Thursday, January 13, 2011

Soup and Salad: 3-D Gatsby, Libraries of the Rich and Famous, The Sherlockians, The Story Prize, Snooki Booki

On today's menu:

1.  This just in from the Please-Just-Make-It-Stop Dept.:  What do Yogi Bear and F. Scott Fitzgerald have in common?  Apart from the obvious love of peanut-butter-and-anchovy sandwiches, the Jazz Age writer may soon join the Jellystone bruin in the realm of 3-D movies.  That's if director Baz Luhrmann has his way with the filming of The Great Gatsby.  As the Los Angeles Times tells us, Luhrmann (Romeo + Juliet, Moulin Rouge) has grandiose plans for the film, no matter what the dimension: "People will need an explanation of where we are and where we've been, and 'The Great Gatsby' can provide that explanation," he said.  The cast includes Leonardo DiCaprio and Carey Mulligan who, we can only pray, will be a little less wooden than Robert Redford and Mia Farrow.  The New York Times defends Luhrmann's film against its book-loving critics:
...a “Gatsby” movie needs a director who isn’t interested in worshipful fidelity, who doesn’t even to try to translate the book’s endless unfilmable aspects into celluloid, and who makes the most of the cinematic side of “Gatsby” instead — the lifestyles of the rich and famous backdrop, the dialogue and repartee, the boorishly entertaining secondary characters (from Tom Buchanan and Myrtle Wilson to Meyer Wolfshiem and the man in owl-eyed spectacles), the big physical set-pieces (parties, fights, car crashes, murder) and the whole wild Jazz Age ambience.
Yeah, okay.  But 3-D?  Really?  If I wasn't convinced of the gimmick's added value to films by the latest Tron, then what's going to get me into a theater to watch a flapper's dress reach out and smack me in the face?


2.  Ever wonder what the libraries of Oprah, Rod Stewart, and Greta Garbo look like?  No?  Neither did I, but this gallery of heavy-laden bookcases at Flavorwire is an interesting tour of homes belonging to Those Who Are Not Like The Rest of Us.  That's fashion designer Karl Lagerfeld's overpowering collection pictured above.

3.  The game is afoot in three new books surrounding the mysteries which surround the Sherlock Holmes mysteries.  Yvonne Zipp sorts out all the elementary details in her review at The Washington Post.  Graham Moore's The Sherlockian is already high on my list of to-reads.  Who can resist a mystery that sees Arthur Conan Doyle persuading Bram Stoker to be his Watson?

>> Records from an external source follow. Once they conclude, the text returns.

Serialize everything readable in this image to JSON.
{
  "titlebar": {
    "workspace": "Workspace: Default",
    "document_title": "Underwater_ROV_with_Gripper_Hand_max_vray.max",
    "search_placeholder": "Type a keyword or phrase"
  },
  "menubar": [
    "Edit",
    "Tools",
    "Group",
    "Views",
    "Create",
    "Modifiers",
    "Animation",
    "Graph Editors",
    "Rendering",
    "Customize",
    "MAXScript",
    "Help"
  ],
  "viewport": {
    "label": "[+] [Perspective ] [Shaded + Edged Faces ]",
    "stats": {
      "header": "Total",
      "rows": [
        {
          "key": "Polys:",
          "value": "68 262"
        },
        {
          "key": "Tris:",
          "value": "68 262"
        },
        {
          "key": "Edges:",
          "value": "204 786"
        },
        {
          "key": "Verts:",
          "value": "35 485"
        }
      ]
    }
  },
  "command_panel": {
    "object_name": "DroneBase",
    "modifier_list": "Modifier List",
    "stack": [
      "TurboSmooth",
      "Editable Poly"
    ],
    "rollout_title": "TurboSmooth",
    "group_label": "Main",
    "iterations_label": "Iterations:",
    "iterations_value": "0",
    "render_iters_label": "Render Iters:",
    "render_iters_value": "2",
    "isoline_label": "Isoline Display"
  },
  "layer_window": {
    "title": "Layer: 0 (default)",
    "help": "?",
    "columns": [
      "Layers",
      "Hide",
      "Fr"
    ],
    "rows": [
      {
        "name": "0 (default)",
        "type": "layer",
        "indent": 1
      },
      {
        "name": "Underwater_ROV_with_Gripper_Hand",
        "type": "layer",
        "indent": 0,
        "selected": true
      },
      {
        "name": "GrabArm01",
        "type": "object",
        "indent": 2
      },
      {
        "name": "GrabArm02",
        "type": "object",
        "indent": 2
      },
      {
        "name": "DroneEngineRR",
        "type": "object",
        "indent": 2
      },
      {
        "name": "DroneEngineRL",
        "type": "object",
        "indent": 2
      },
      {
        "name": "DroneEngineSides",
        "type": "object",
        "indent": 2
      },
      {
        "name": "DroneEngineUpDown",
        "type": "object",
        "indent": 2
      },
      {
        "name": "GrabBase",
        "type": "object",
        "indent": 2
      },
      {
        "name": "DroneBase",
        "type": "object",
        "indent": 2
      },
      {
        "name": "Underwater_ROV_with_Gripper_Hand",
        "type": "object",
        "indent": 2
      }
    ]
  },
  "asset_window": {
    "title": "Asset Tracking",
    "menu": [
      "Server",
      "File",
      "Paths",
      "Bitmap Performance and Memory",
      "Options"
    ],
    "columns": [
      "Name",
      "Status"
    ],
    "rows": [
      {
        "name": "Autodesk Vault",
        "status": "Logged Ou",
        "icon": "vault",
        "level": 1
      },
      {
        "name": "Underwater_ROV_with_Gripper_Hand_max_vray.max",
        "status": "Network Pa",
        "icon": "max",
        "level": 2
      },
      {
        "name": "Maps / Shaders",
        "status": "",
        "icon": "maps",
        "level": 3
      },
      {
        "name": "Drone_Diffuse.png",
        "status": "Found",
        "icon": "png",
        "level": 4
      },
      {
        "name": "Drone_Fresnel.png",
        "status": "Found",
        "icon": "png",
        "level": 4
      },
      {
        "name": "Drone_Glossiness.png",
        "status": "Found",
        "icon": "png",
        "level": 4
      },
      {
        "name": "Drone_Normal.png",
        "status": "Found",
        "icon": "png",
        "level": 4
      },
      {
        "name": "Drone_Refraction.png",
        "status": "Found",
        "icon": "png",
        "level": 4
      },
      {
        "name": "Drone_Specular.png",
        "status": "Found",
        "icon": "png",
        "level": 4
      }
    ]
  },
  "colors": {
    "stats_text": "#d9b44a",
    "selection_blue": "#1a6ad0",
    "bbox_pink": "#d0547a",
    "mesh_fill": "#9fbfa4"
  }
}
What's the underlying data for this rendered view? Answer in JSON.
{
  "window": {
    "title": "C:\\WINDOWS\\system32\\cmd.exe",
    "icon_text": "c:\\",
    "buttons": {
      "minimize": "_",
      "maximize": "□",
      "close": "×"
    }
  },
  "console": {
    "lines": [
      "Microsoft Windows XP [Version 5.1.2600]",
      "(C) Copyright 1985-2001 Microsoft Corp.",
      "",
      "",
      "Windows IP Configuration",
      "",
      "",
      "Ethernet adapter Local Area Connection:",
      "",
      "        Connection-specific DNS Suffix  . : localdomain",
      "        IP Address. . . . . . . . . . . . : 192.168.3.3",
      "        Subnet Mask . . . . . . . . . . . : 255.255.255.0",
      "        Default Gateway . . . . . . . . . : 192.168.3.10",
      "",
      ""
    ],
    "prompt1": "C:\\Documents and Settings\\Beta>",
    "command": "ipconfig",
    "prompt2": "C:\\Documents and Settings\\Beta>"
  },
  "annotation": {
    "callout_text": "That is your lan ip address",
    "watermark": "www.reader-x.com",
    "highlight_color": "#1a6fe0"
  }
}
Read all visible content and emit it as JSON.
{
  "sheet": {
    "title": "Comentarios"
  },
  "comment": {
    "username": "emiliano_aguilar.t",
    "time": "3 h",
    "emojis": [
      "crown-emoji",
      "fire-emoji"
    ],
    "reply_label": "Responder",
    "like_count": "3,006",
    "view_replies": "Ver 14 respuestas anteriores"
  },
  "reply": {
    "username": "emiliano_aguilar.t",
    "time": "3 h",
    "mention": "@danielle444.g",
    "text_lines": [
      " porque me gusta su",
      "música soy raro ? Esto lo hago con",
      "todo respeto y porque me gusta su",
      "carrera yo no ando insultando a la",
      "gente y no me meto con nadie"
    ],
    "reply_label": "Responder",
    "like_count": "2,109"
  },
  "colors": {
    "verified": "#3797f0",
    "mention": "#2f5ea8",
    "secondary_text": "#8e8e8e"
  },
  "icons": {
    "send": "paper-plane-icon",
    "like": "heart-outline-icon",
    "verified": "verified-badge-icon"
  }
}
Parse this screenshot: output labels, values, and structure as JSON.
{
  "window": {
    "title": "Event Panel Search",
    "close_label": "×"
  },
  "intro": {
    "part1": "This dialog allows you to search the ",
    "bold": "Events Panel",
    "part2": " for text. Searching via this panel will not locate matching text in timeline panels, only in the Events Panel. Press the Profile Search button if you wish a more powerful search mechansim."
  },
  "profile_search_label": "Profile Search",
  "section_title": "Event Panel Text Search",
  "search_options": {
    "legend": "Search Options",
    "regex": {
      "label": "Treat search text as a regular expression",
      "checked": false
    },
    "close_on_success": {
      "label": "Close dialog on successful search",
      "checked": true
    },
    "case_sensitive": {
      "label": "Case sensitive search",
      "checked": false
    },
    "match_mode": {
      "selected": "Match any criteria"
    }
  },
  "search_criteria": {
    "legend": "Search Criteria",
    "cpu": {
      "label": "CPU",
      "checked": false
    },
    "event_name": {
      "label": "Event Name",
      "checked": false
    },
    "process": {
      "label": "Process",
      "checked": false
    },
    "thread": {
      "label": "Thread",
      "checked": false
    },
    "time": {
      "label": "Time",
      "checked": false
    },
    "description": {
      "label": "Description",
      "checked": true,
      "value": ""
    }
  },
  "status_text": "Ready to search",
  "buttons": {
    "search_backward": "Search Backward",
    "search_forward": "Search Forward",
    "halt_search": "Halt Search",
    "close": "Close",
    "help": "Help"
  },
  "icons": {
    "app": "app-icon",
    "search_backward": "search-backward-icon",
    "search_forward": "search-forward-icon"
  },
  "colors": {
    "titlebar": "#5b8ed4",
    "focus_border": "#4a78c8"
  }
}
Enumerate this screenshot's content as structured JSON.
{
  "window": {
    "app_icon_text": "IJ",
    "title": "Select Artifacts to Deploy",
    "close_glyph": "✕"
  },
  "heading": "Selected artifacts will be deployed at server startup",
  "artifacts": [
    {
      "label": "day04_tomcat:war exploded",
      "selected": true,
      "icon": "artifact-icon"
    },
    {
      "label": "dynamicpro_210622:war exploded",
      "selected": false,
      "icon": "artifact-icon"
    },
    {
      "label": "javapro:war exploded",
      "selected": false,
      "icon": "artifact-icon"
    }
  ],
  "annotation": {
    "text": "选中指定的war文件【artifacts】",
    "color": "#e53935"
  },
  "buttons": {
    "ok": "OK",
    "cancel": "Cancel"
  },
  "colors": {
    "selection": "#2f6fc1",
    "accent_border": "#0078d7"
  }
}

4.  The Story Prize finalists have been announcedMemory Wall by Anthony Doerr, Gold Boy, Emerald Girl by Yiyun Li, and Death is Not an Option by Suzanne Rivecca.  Congratulations to all three whose books were selected out of a pile of 85 other short story collections to compete for the $20,000 prize.

5.  And dubious congratulations go out to Washington, D.C. which tops the rankings of "most literate cities" in the United States.  No matter what Sarah Palin says, youse guys in the Capitol City aren't stoopid.

6.  Speaking of which, am I the only one who thinks this vlog of Ross Everett at a Snooki book signing is hilarious?  Everett talked to crazy-eyed (and crazier-haired) fans standing in line at a Los Angeles Barnes and Noble waiting to have their book signed by the Jersey Shore "star."  To say they were all a-tremble would be an understatement.  You'll either find Everett funny or sand-in-your-crotch irritating.  Me, I'll admit I laughed out loud when he asked a girl how drunk she was "on a scale of one to Mel Gibson."

1 comment:

  1. I agree with you on 3D for Gatsby. It seems really unnecessary to me, and maybe even distracting. I hope they decide against that!